The success of modern intelligent systems is the ability to learn from data. The goal of the project is to develop models for natural language understanding trained on implicit information given by large collections of human translations. We will apply massively parallel data sets of over a thousand languages to acquire language-independent meaning representations that can be used for reasoning with natural languages and for multilingual neural machine translation.
Natural language understanding is the “holy grail” of computational linguistics and a long-term goal in research on artificial intelligence. Understanding human communication is difficult due to the various ambiguities in natural languages and the wide range of contextual dependencies required to resolve them.
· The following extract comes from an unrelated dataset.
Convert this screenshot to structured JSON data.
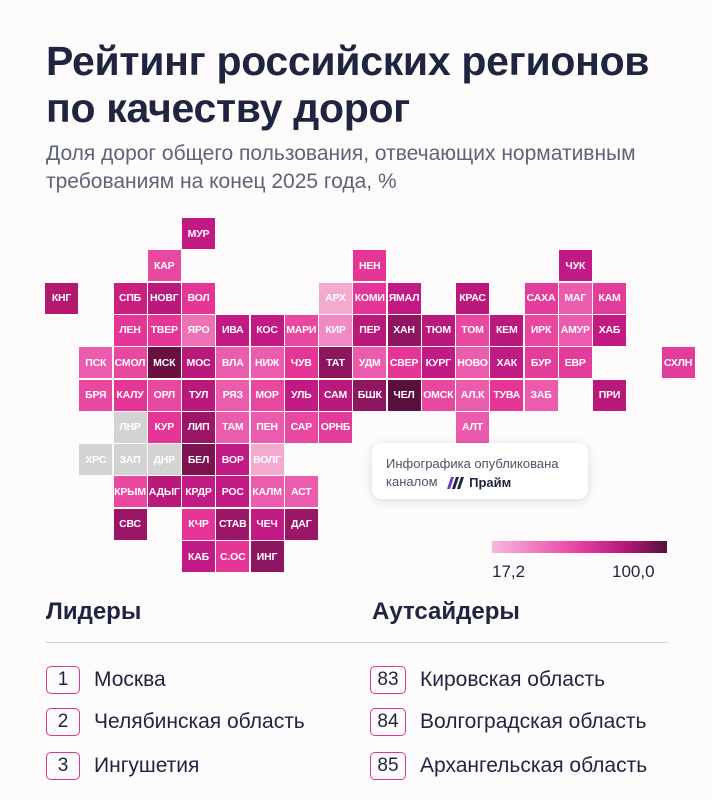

Discovering the semantics behind language input is necessary for proper interpretation in interactive tools, which requires an abstraction from language-specific forms to language-independent meaning representations.
With this project, we propose a line of research that will focus on the development of novel data-driven models that can learn such meaning representations from indirect supervision provided by human translations covering a substantial proportion of the linguistic diversity in the world. A guiding principle is cross-lingual grounding, the effect of resolving ambiguities through translation. The beauty of that idea is the use of naturally occurring data instead of artificially created resources and costly manual annotations. The framework is based on deep learning and neural machine translation and our hypothesis is that training on increasing amounts of linguistically diverse data improves the abstractions found by the model. Eventually, this will lead to language-independent meaning representations and we will test our ideas with multilingual machine translation and tasks that require semantic reasoning and inference.